So much for hope. Even Barack Obama says the economy will get worse before it gets better.

In the meantime, freaked out New Mexicans are putting their money where they can see it: at home, under lock and key. And they’re packing heat, just in case.

For metals dealers like Gregg Hoffman, an owner of Premier Precious Metals on Cerrillos Road, the financial crisis has provided a kind of vindication. “For many years, stockbrokers treated metals—silver and gold—as being something that only nuts and idiots would have anything to do with,” Hoffman says. “Well, it seems like there’s a lot more nuts and idiots.”

To those who still make a living in traditional finance, hoarding gold is just as crazy and stupid as ever. “Gold is not an investment. Gold is pure speculation,” Santa Fe investment adviser Keith Anderson says.

State regulators agree. Gold bullion is “not really what we would consider an investment, and it’s not monitored by the state,” Bob Hagan, who leads New Mexico Regulation and Licensing Department’s investment education program, says.

“People need to be cautious,” Hagan warns. “What we’re worried about most is people taking inappropriate risks with their savings in an attempt to recoup their losses.”

Anderson says the move toward so-called alternative investments is driven by “greed and fear, greed and fear.” And panic makes for bad judgment. In the early ’80s, he notes, “gold was about $850 an ounce. Today, it’s $770 an ounce or less. If you bought gold 20 years ago, you’d be down.”

Hoffman’s customers view the current low prices for metals more optimistically. “With prices down, it looks like a bargain to people right now,” he says.

A bargain, if you can hold on to your stash. After “frequent” calls from customers who kept their coin collections under their beds, only to have them stolen by burglars, Hoffman tells customers to store their coins in a safety deposit box at their local banks.

But then, if they don’t trust the financial markets, why should gold hoarders trust the banks?

John Cunningham, who owns AB1 Locksmith Services on Cerrillos Road, says sales of home safes have increased 60 percent in the past three months.

“You can tell people are changing their saving habits,” Cunningham says.

And if a half-inch of steel doesn’t make a gold hoarder feel his or her “investment” is secure, perhaps 9 millimeters of lead will do the trick.

Tina’s Range Gear on Airport Road has been doing brisk business in firearms of all types. Assault rifles are back-ordered nearly seven months, employee Bruce Yilek says.

Following a nationwide trend, demand for guns has been “out of sight,” Yilek says, because the recession has people feeling “paranoid, rightly or wrongly.”

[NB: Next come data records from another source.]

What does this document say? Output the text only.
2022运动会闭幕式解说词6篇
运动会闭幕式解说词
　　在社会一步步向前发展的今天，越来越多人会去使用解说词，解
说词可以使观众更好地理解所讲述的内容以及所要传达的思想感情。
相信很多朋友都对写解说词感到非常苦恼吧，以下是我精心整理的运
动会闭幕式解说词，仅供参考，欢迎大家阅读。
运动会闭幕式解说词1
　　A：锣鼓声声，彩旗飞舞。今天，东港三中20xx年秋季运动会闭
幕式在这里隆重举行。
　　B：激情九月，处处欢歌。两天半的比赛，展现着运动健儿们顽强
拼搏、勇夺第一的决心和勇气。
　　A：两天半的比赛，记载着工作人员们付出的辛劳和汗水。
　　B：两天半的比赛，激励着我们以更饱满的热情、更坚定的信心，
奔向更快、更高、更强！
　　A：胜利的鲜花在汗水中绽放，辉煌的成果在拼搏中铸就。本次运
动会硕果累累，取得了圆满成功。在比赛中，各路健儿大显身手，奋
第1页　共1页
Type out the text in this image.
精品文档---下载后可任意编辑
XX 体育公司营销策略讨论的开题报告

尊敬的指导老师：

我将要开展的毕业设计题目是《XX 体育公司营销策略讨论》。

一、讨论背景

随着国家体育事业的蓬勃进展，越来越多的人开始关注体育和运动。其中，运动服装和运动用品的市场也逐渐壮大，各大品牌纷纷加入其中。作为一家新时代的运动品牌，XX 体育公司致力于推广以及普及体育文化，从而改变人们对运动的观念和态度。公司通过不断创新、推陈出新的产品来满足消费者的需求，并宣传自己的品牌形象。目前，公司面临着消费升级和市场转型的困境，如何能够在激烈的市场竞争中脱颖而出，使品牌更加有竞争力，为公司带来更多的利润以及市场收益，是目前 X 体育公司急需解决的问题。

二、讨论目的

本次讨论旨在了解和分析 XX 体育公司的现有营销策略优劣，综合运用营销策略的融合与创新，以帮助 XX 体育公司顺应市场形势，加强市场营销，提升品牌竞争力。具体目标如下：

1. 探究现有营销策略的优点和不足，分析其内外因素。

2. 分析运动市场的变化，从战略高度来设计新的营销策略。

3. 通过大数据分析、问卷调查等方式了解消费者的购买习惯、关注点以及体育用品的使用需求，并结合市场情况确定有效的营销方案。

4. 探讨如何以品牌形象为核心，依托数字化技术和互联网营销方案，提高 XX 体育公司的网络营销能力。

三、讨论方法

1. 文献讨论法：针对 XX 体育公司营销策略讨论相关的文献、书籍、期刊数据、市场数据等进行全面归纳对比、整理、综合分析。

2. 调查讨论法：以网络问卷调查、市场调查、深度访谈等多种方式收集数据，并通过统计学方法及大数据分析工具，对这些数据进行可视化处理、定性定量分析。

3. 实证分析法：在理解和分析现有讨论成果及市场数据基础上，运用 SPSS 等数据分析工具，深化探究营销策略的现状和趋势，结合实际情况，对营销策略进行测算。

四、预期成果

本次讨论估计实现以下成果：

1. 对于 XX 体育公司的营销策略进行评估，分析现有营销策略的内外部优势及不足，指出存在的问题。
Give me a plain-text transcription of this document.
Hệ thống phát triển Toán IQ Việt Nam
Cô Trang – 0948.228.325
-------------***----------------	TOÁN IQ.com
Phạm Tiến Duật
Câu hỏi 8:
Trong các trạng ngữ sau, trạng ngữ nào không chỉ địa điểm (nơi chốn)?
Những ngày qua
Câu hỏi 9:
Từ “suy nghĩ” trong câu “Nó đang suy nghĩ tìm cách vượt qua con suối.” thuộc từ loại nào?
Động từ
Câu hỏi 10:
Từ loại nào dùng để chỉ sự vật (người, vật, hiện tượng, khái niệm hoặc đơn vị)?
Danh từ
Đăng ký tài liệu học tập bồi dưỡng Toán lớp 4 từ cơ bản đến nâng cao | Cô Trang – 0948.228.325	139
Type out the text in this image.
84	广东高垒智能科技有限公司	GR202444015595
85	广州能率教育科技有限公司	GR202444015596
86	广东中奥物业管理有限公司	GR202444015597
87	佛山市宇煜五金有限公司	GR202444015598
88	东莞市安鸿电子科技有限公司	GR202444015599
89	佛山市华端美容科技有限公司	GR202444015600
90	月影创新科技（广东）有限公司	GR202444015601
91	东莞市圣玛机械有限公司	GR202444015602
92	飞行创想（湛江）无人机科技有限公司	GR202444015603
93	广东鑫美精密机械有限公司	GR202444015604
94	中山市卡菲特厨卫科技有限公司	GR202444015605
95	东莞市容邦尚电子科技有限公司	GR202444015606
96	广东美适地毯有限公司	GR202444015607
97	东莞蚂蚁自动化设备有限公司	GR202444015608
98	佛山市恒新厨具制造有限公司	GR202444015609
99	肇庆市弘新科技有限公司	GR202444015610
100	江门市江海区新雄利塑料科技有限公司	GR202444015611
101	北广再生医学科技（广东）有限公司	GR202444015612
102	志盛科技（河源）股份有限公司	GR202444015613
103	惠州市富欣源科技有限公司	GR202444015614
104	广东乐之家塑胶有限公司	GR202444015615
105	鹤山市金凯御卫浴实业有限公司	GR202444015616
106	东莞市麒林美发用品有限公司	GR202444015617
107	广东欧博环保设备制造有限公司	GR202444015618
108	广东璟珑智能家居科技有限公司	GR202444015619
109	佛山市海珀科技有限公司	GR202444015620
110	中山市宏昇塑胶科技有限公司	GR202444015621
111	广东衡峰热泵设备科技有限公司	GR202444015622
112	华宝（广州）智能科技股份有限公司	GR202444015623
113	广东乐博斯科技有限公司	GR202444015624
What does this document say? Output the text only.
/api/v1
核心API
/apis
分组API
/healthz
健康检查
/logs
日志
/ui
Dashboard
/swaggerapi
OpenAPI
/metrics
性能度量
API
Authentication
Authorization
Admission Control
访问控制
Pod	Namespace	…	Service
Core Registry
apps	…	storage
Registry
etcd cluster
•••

Bill Rooney, who owns Outdoorsman of Santa Fe at DeVargas Center, has seen a similar run on guns. “I’m not going to give percentages, but it is significantly higher this year,” he says. “It’s a nice aberration, really.”

Rooney says in addition to the prospect of stricter gun laws under an Obama administration, the relentlessly bad economic news has customers worried.

“In uncertain economic times, people invest in precious metals and firearms—and these are uncertain economic times,” Rooney says.

(The New Mexico Department of Public Safety received 1,016 new applications for concealed handgun licenses in September, October and November of this year—a 54 percent increase from the same period last year, according to DPS Sergeant Suzanne Skasik.)

Precious metals and live ammunition may provide reassurance should civilization fall. But what about creature comforts?

Jose Perez, an assistant manager at the Home Depot on Richards Avenue, says sales of gasoline-powered electrical generators are up; sales of wood stoves for home heating have “spiked.”

The survivalist economy has its own bizarre trickle-down effect. Along with the trend toward wood stoves, there has been a surge in chain saw sales, according to Loren George, who manages his family’s business, Santa Fe Power Equipment Sales Inc. on Jorgensen Lane.

“There’s a lot of people cutting wood now that didn’t have to before—trying to save a buck, right?” George says. “It seems like when times are bad, our business flourishes.”

As a bonus, a chain saw can double as a home protection device, should you run out of ammo.